Regia di Yorgos Lanthimos vedi scheda film
Un cardiochirurgo ha una famiglia apparentemente perfetta: moglie oftalmologa, figlia adolescente che studia canto, figlio più piccolo diligente e affettuoso. Quando un ragazzino, figlio di un ex paziente dell’uomo, entra prepotentemente nelle loro vite, la famiglia è costretta a una drastica svolta.

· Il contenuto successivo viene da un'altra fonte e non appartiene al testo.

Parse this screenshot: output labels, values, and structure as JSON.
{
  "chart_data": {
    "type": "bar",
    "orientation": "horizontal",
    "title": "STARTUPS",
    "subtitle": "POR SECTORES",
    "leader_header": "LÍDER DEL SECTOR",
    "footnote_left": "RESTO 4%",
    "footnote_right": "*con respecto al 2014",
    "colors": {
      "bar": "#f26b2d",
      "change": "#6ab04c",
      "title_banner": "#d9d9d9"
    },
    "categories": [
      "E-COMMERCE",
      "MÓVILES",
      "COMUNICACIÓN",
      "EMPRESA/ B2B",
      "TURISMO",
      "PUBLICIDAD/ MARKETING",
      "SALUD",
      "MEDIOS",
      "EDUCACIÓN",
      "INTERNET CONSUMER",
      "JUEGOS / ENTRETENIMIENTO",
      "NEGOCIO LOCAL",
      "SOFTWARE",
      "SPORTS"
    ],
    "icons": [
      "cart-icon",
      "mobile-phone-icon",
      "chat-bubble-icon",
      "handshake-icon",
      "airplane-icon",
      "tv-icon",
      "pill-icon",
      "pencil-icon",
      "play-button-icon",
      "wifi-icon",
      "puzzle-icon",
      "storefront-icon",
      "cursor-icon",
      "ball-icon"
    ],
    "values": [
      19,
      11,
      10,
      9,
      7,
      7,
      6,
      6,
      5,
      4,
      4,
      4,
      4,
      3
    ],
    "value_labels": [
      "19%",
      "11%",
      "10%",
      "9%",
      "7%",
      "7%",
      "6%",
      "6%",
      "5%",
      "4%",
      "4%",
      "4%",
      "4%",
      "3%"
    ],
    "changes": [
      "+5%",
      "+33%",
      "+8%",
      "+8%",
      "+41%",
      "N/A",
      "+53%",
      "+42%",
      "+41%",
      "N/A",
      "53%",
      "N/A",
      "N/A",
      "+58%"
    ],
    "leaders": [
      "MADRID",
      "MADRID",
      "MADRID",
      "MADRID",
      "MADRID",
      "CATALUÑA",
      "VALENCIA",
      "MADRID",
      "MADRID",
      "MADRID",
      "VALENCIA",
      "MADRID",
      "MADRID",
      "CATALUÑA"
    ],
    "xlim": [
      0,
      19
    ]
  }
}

Il sacrificio del cervo sacro è senza ombra di dubbio il film più lineare e meno astratto – per quanto tutt’altro che banale e strettamente realistico – di Yorgos Lanthimos, regista greco già capace di inquietare e lasciare spiazzato il pubblico con opere del calibro di Kynodontas (2009) o The lobster (2015). Un film sulla religione come superstizione, innanzitutto, che tende a dimostrare l’impotenza dell’essere umano di fronte all’assurdo traslato sotto forma di credenza, di fronte alla sistematizzazione dello schiacciante volere del destino in qualsiasi veste di divinità, idolo o feticcio lo si possa considerare. Una prova apprezzabile per Colin Farrell e Nicole Kidman, i due protagonisti centrali, così come per gli interpreti di contorno Barry Keoghan, Bill Camp, Raffey Cassidy e Sunny Suljic; difficile però essere entusiasti della recitazione in un film nel quale, per esigenze di copione, la dizione è regolarmente piatta e priva di accenti emotivi e nessun attore si scompone neppure di fronte alle emergenze: ma Lanthimos vuole parlarci di una borghesia odierna fredda e sola, e come tale la dipinge nel suo film. Stranianti quindi le situazioni in luoghi pubblici (ospedali, strade) nelle quali compaiono esclusivamente i personaggi della storia, peraltro piuttosto ridotti numericamente. Ma, al di là di scelte più o meno discutibili e condivisibili, nella sceneggiatura che il regista ha scritto insieme a Efthymis Filippou c’è una falla logica non da poco: ed è quando Steven presenta a Matt il ragazzino con una palese menzogna che non ha alcun senso di esistere, visto che nel prosieguo della trama i tre dimostreranno di conoscersi già benissimo. La cosa migliore rimane invece la figura, luciferina e salvifica al tempo stesso, di Martin; ritmo in crescendo che prende vita dal primo incidente occorso a Bob, ma che viene azzoppato da un’altra scelta opinabile (ma a suo modo efficace) e cioè quella di spoilerare in una battuta verso la metà la seconda parte del film. Un Lanthimos differente, non troppo distante dai suoi consueti standard, indubbiamente più concreto e diretto; sceneggiatura premiata a Cannes. Mezzo voto in meno per la colonna sonora rumorista più volte oltre il limite del fastidioso. 7/10.